The Cost of Code Ownership

In my previous post, I argued that GenAI shifts the centre of gravity of testing. If large language models can quickly generate plausible implementations, then tests that merely restate the implementation in another form lose much of their value. The real question becomes: what are we actually specifying, and at what level does that specification meaningfully constrain the system?

This is where property-based testing becomes more interesting. I’ve traditionally associated it with functional programming and more formal, mathematically inclined systems and never used it on production projects. In the context of GenAI, though, it begins to look more like a practical response to a changing cost structure.

The tension: behaviour and properties

Behavioural tests have always been a compromise. They’re easy to read and easy to write, but they encode behaviour indirectly through a small, often unrepresentative set of cases. In classic TDD, you typically start with the happy path and then add edge cases. When tests are written after the fact, they frequently end up asserting what the code already does rather than driving what the system should do.

GenAI amplifies this weakness. If an LLM can generate both the implementation and a handful of tests from the same prompt, those tests are no longer validating behaviour.
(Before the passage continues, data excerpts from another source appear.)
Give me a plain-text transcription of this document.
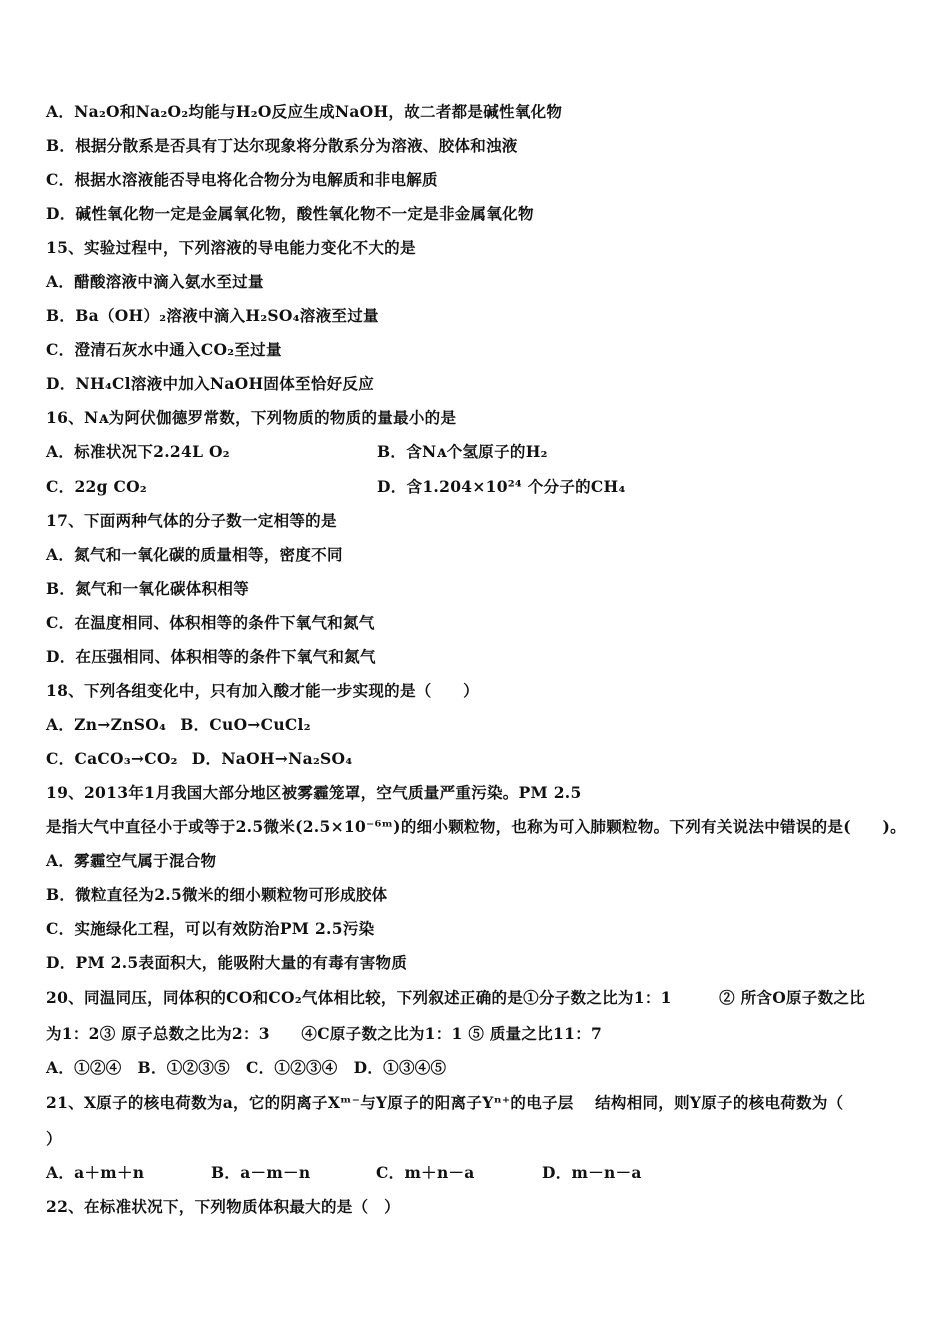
A．Na₂O和Na₂O₂均能与H₂O反应生成NaOH，故二者都是碱性氧化物
B．根据分散系是否具有丁达尔现象将分散系分为溶液、胶体和浊液
C．根据水溶液能否导电将化合物分为电解质和非电解质
D．碱性氧化物一定是金属氧化物，酸性氧化物不一定是非金属氧化物
15、实验过程中，下列溶液的导电能力变化不大的是
A．醋酸溶液中滴入氨水至过量
B．Ba（OH）₂溶液中滴入H₂SO₄溶液至过量
C．澄清石灰水中通入CO₂至过量
D．NH₄Cl溶液中加入NaOH固体至恰好反应
16、Nᴀ为阿伏伽德罗常数，下列物质的物质的量最小的是
A．标准状况下2.24L O₂	B．含Nᴀ个氢原子的H₂
C．22g CO₂	D．含1.204×10²⁴ 个分子的CH₄
17、下面两种气体的分子数一定相等的是
A．氮气和一氧化碳的质量相等，密度不同
B．氮气和一氧化碳体积相等
C．在温度相同、体积相等的条件下氧气和氮气
D．在压强相同、体积相等的条件下氧气和氮气
18、下列各组变化中，只有加入酸才能一步实现的是（　　）
A．Zn→ZnSO₄ B．CuO→CuCl₂
C．CaCO₃→CO₂ D．NaOH→Na₂SO₄
19、2013年1月我国大部分地区被雾霾笼罩，空气质量严重污染。PM 2.5
是指大气中直径小于或等于2.5微米(2.5×10⁻⁶ᵐ)的细小颗粒物，也称为可入肺颗粒物。下列有关说法中错误的是(　　)。
A．雾霾空气属于混合物
B．微粒直径为2.5微米的细小颗粒物可形成胶体
C．实施绿化工程，可以有效防治PM 2.5污染
D．PM 2.5表面积大，能吸附大量的有毒有害物质
20、同温同压，同体积的CO和CO₂气体相比较，下列叙述正确的是①分子数之比为1：1　　　② 所含O原子数之比
为1：2③ 原子总数之比为2：3　　④C原子数之比为1：1 ⑤ 质量之比11：7
A．①②④ B．①②③⑤ C．①②③④ D．①③④⑤
21、X原子的核电荷数为a，它的阴离子Xᵐ⁻与Y原子的阳离子Yⁿ⁺的电子层　 结构相同，则Y原子的核电荷数为（
）
A．a＋m＋n	B．a－m－n	C．m＋n－a	D．m－n－a
22、在标准状况下，下列物质体积最大的是（　）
They’re validating the implementation, a common mistake made by junior practitioners.

Property-based testing approaches the problem differently. Instead of enumerating examples, it asks:

What must always be true, regardless of input?

Rather than checking individual paths, properties constrain the entire space of valid behaviour. They act less like regression checks and more like executable specifications.

Properties as ownership of intent

The hardest part of property-based testing isn’t tooling or generators. It’s identifying good properties.

Good properties encode domain understanding. They capture invariants that remain true across refactors, rewrites, and changes in implementation strategy. Once codified, they become durable guardrails for junior developers, for your future self, and increasingly for LLM-generated code.

This is where the notion of ownership starts to matter. If GenAI dramatically lowers the cost of producing code, the value shifts to the constraints that shape it. Properties are one way of expressing intent at a level that survives cheap, abundant output.

I’m not convinced that property-based testing will replace other testing styles. But it’s easy to imagine a workflow where developers focus on defining the right properties, and GenAI expands those into large, high-coverage test suites. The asymmetry is the point: a small amount of carefully chosen input can generate a large amount of useful output.

History rhymes

Back in the early 2000s, large amounts of software development were outsourced to offshore teams. The cost of output dropped, and teams suddenly had access to vast quantities of cheaply produced code, with mixed results.

What many projects learned, often painfully, was that the real work wasn’t in writing the code. It was in understanding user needs, defining constraints, and communicating intent clearly enough that others could implement it correctly.

The same dynamic is playing out again. As the cost of output approaches zero, the value of the input increases. The advantage will go to teams who can specify the right things, ask the right questions, and articulate the right invariants, not those who can produce more code.